- Theatrical release poster
- Directed by: Liliana Cavani
- Written by: Liliana Cavani Italo Moscati
- Starring: Lajos Balázsovits Paolo Bonacelli Marisa Fabbri [it]
- Cinematography: Armando Nannuzzi
- Edited by: Franco Arcalli
- Music by: Daniele Paris
- Production companies: Lotar Film; RAI;
- Distributed by: RAI
- Release dates: 28 December 1973 (Pistoia, Italy);
- Running time: 113 minutes
- Country: Italy
- Languages: Italian Vietnamese

= Milarepa (1973 film) =

1973 Italian film

Milarepa is a 1973 Italian drama film directed by Liliana Cavani. The film tells the story of the famous Tibetan yogi and poet Milarepa.

==Cast==
- Lajos Balázsovits as Leo Milarepa
- Paolo Bonacelli as Prof. Bennet
- Marisa Fabbri as Milarepa's mother
- Marcella Michelangeli as Karin
- George Wang

==Production and release==
Milarepa was shot in Abruzzo in autumn 1972 and premiered in Pistoia, Italy, on 28 December 1973. It was released in January 1974 and aired on television in June the same year.

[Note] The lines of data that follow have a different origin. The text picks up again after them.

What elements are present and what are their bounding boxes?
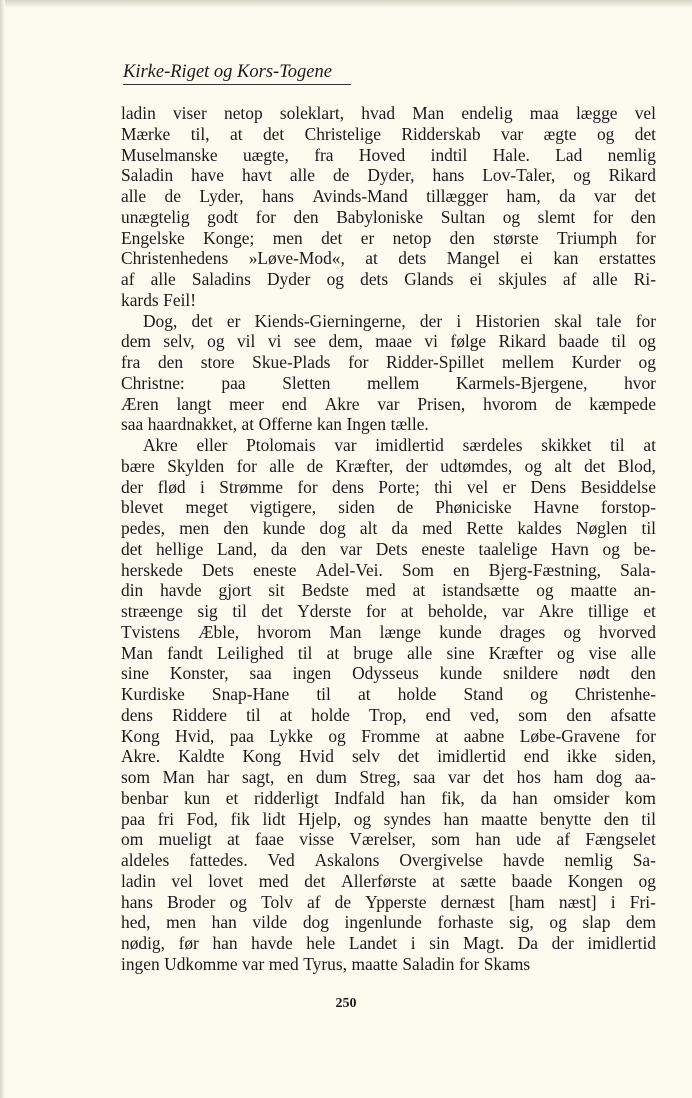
text-line: ladin vel lovet med det Allerførste at sætte baade Kongen og [121, 870, 656, 891]
text-line: ingen Udkomme var med Tyrus, maatte Saladin for Skams [121, 953, 531, 974]
text-line: blevet meget vigtigere, siden de Phøniciske Havne forstop- [121, 497, 656, 518]
text-line: aldeles fattedes. Ved Askalons Overgivelse havde nemlig Sa- [121, 850, 656, 870]
page-edge [0, 0, 692, 8]
text-line: Kurdiske Snap-Hane til at holde Stand og Christenhe- [121, 684, 656, 704]
body-text [121, 103, 656, 975]
text-line: der flød i Strømme for dens Porte; thi vel er Dens Besiddelse [121, 476, 656, 497]
text-line: saa haardnakket, at Offerne kan Ingen tælle. [121, 414, 429, 435]
text-line: sine Konster, saa ingen Odysseus kunde snildere nødt den [121, 663, 656, 684]
text-line: Mærke til, at det Christelige Ridderskab var ægte og det [121, 123, 656, 144]
text-line: dens Riddere til at holde Trop, end ved, som den afsatte [121, 704, 656, 725]
text-line: Christne: paa Sletten mellem Karmels-Bjergene, hvor [121, 372, 656, 393]
text-line: ladin viser netop soleklart, hvad Man endelig maa lægge vel [121, 103, 656, 123]
paragraph [121, 435, 656, 975]
text-line: stræenge sig til det Yderste for at beholde, var Akre tillige et [121, 601, 656, 621]
text-line: bære Skylden for alle de Kræfter, der udtømdes, og alt det Blod, [121, 455, 656, 476]
text-line: unægtelig godt for den Babyloniske Sultan og slemt for den [121, 206, 656, 227]
text-line: paa fri Fod, fik lidt Hjelp, og syndes han maatte benytte den til [121, 808, 656, 829]
text-line: Engelske Konge; men det er netop den største Triumph for [121, 227, 656, 248]
text-line: nødig, før han havde hele Landet i sin Magt. Da der imidlertid [121, 933, 656, 953]
text-line: hed, men han vilde dog ingenlunde forhaste sig, og slap dem [121, 912, 656, 933]
text-line: pedes, men den kunde dog alt da med Rette kaldes Nøglen til [121, 518, 656, 538]
page-edge-left [0, 0, 5, 1098]
text-line: som Man har sagt, en dum Streg, saa var det hos ham dog aa- [121, 767, 656, 787]
text-line: herskede Dets eneste Adel-Vei. Som en Bjerg-Fæstning, Sala- [121, 559, 656, 580]
text-line: Akre eller Ptolomais var imidlertid særdeles skikket til at [143, 435, 656, 455]
page-number: 250 [335, 996, 357, 1011]
text-line: Dog, det er Kiends-Gierningerne, der i Historien skal tale for [143, 310, 656, 331]
text-line: Christenhedens »Løve-Mod«, at dets Mangel ei kan erstattes [121, 248, 656, 269]
text-line: Muselmanske uægte, fra Hoved indtil Hale. Lad nemlig [121, 144, 656, 165]
text-line: dem selv, og vil vi see dem, maae vi følge Rikard baade til og [121, 331, 656, 352]
text-line: kards Feil! [121, 289, 197, 310]
text-line: Man fandt Leilighed til at bruge alle sine Kræfter og vise alle [121, 642, 656, 663]
text-line: alle de Lyder, hans Avinds-Mand tillægger ham, da var det [121, 186, 656, 206]
text-line: fra den store Skue-Plads for Ridder-Spillet mellem Kurder og [121, 352, 656, 372]
text-line: Æren langt meer end Akre var Prisen, hvorom de kæmpede [121, 393, 656, 414]
paragraph [121, 311, 656, 436]
running-head: Kirke-Riget og Kors-Togene [123, 62, 351, 85]
text-line: Saladin have havt alle de Dyder, hans Lov-Taler, og Rikard [121, 165, 656, 186]
text-line: hans Broder og Tolv af de Ypperste dernæst [ham næst] i Fri- [121, 891, 656, 912]
text-line: af alle Saladins Dyder og dets Glands ei skjules af alle Ri- [121, 269, 656, 289]
paragraph [121, 103, 656, 311]
text-line: benbar kun et ridderligt Indfald han fik, da han omsider kom [121, 787, 656, 808]
text-line: om mueligt at faae visse Værelser, som han ude af Fængselet [121, 829, 656, 850]
text-line: din havde gjort sit Bedste med at istandsætte og maatte an- [121, 580, 656, 601]
text-line: Kong Hvid, paa Lykke og Fromme at aabne Løbe-Gravene for [121, 725, 656, 746]
text-line: Tvistens Æble, hvorom Man længe kunde drages og hvorved [121, 621, 656, 642]
text-line: det hellige Land, da den var Dets eneste taalelige Havn og be- [121, 538, 656, 559]
text-line: Akre. Kaldte Kong Hvid selv det imidlertid end ikke siden, [121, 746, 656, 767]
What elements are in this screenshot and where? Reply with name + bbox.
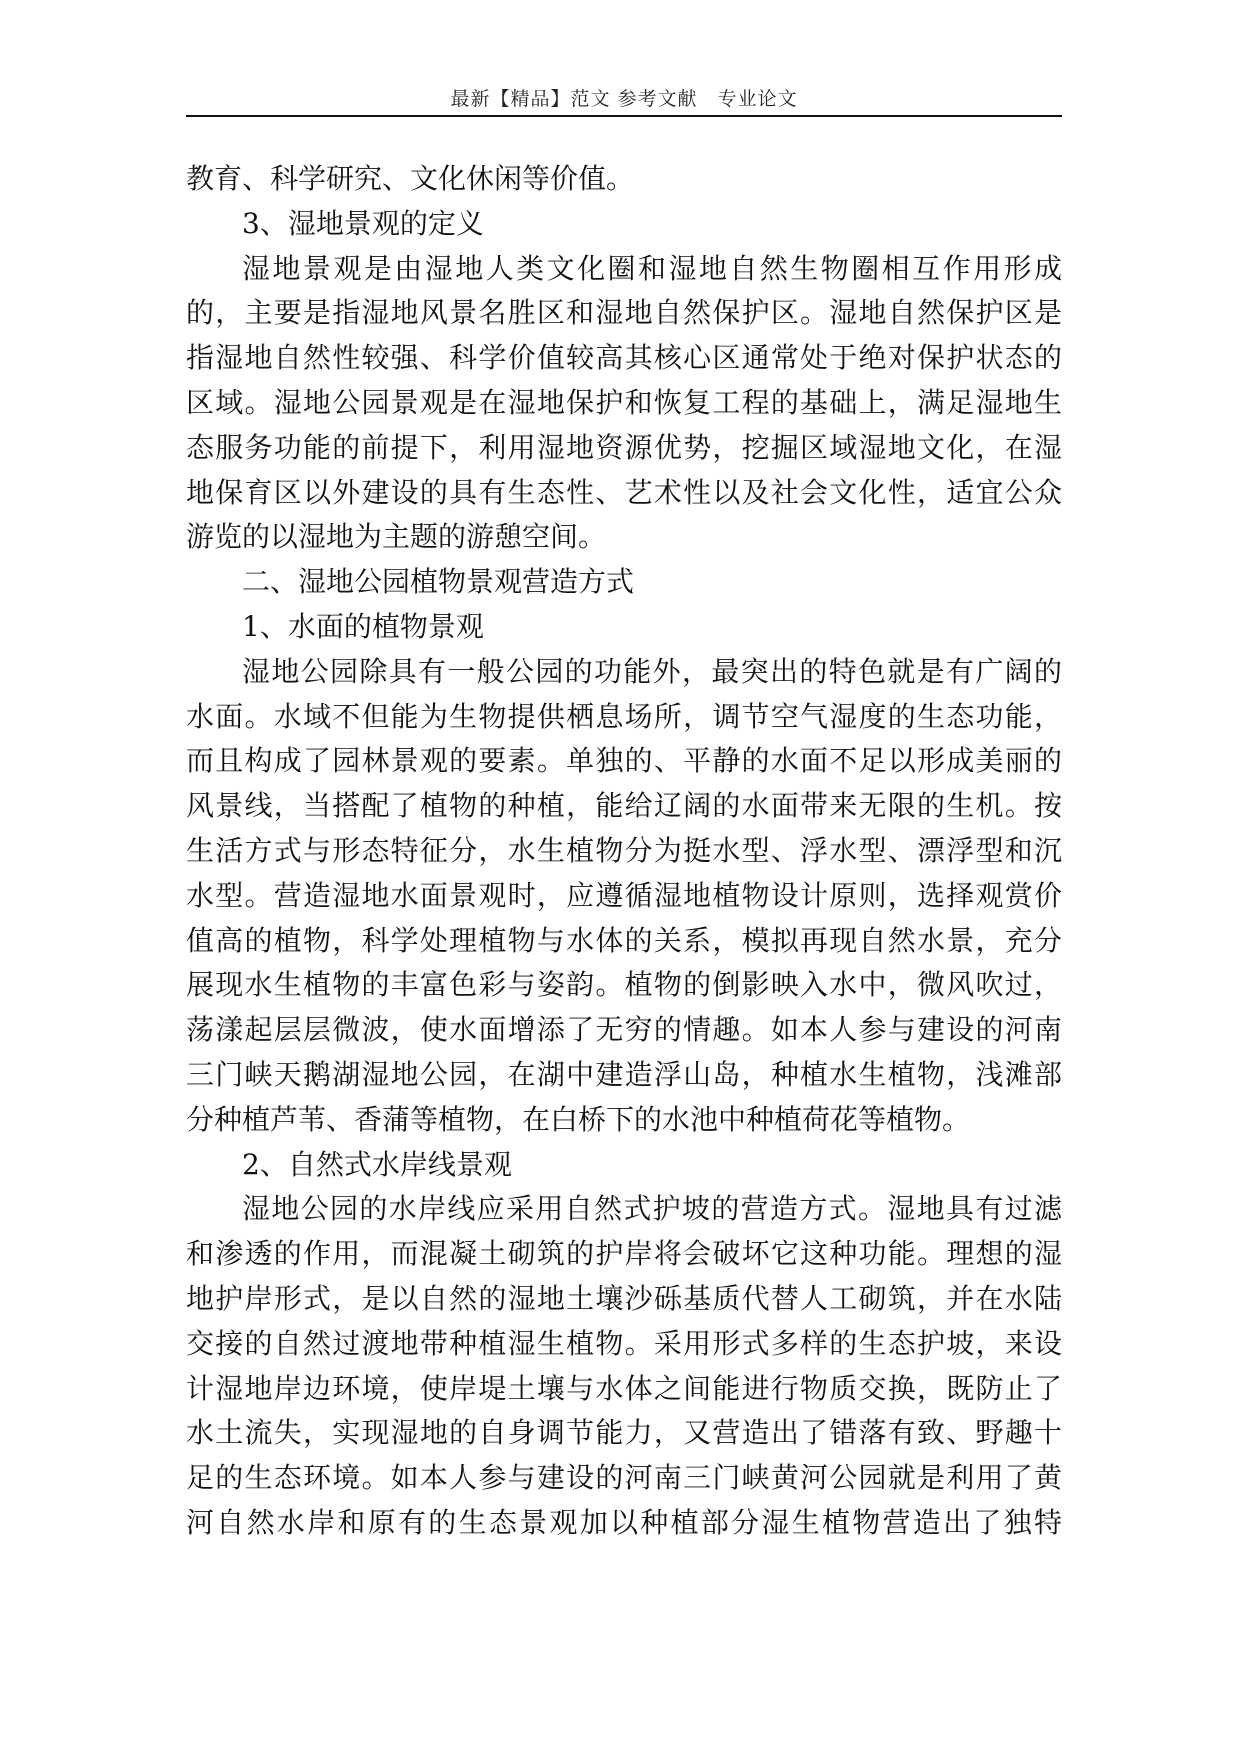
body-text-line: 生活方式与形态特征分，水生植物分为挺水型、浮水型、漂浮型和沉	[186, 833, 1062, 867]
body-text-line: 态服务功能的前提下，利用湿地资源优势，挖掘区域湿地文化，在湿	[186, 430, 1062, 464]
body-text-line: 湿地景观是由湿地人类文化圈和湿地自然生物圈相互作用形成	[242, 251, 1062, 285]
body-text-line: 1、水面的植物景观	[242, 609, 484, 643]
body-text-line: 指湿地自然性较强、科学价值较高其核心区通常处于绝对保护状态的	[186, 341, 1062, 375]
body-text-line: 和渗透的作用，而混凝土砌筑的护岸将会破坏它这种功能。理想的湿	[186, 1237, 1062, 1271]
body-text-line: 游览的以湿地为主题的游憩空间。	[186, 520, 607, 554]
body-text-line: 2、自然式水岸线景观	[242, 1147, 512, 1181]
body-text-line: 足的生态环境。如本人参与建设的河南三门峡黄河公园就是利用了黄	[186, 1461, 1062, 1495]
body-text-line: 3、湿地景观的定义	[242, 206, 484, 240]
document-body	[186, 157, 1062, 1546]
body-text-line: 湿地公园的水岸线应采用自然式护坡的营造方式。湿地具有过滤	[242, 1192, 1062, 1226]
page-header: 最新【精品】范文 参考文献 专业论文	[450, 88, 798, 110]
body-text-line: 二、湿地公园植物景观营造方式	[242, 565, 635, 599]
body-text-line: 湿地公园除具有一般公园的功能外，最突出的特色就是有广阔的	[242, 654, 1062, 688]
body-text-line: 河自然水岸和原有的生态景观加以种植部分湿生植物营造出了独特	[186, 1505, 1062, 1539]
body-text-line: 展现水生植物的丰富色彩与姿韵。植物的倒影映入水中，微风吹过，	[186, 968, 1062, 1002]
body-text-line: 的，主要是指湿地风景名胜区和湿地自然保护区。湿地自然保护区是	[186, 296, 1062, 330]
header-divider	[186, 115, 1062, 117]
body-text-line: 而且构成了园林景观的要素。单独的、平静的水面不足以形成美丽的	[186, 744, 1062, 778]
body-text-line: 水型。营造湿地水面景观时，应遵循湿地植物设计原则，选择观赏价	[186, 878, 1062, 912]
body-text-line: 水土流失，实现湿地的自身调节能力，又营造出了错落有致、野趣十	[186, 1416, 1062, 1450]
body-text-line: 三门峡天鹅湖湿地公园，在湖中建造浮山岛，种植水生植物，浅滩部	[186, 1057, 1062, 1091]
body-text-line: 水面。水域不但能为生物提供栖息场所，调节空气湿度的生态功能，	[186, 699, 1062, 733]
body-text-line: 计湿地岸边环境，使岸堤土壤与水体之间能进行物质交换，既防止了	[186, 1371, 1062, 1405]
body-text-line: 地护岸形式，是以自然的湿地土壤沙砾基质代替人工砌筑，并在水陆	[186, 1281, 1062, 1315]
body-text-line: 区域。湿地公园景观是在湿地保护和恢复工程的基础上，满足湿地生	[186, 385, 1062, 419]
body-text-line: 值高的植物，科学处理植物与水体的关系，模拟再现自然水景，充分	[186, 923, 1062, 957]
body-text-line: 风景线，当搭配了植物的种植，能给辽阔的水面带来无限的生机。按	[186, 789, 1062, 823]
body-text-line: 交接的自然过渡地带种植湿生植物。采用形式多样的生态护坡，来设	[186, 1326, 1062, 1360]
body-text-line: 荡漾起层层微波，使水面增添了无穷的情趣。如本人参与建设的河南	[186, 1013, 1062, 1047]
body-text-line: 教育、科学研究、文化休闲等价值。	[186, 162, 635, 195]
body-text-line: 分种植芦苇、香蒲等植物，在白桥下的水池中种植荷花等植物。	[186, 1102, 971, 1136]
body-text-line: 地保育区以外建设的具有生态性、艺术性以及社会文化性，适宜公众	[186, 475, 1062, 509]
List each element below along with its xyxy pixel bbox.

The film was screened in competition at the 1974 Cannes Film Festival.

==Reception==
Milarepa received mostly positive reviews by Italian critics, including Pier Paolo Pasolini (who titled it a "truly beautiful film"), Alberto Moravia and Lino Miccichè. Still, some reviewers were critical of the film, like Francesco Savio of Il mondo, who dismissed it as "unnecessary" and "purely decorative".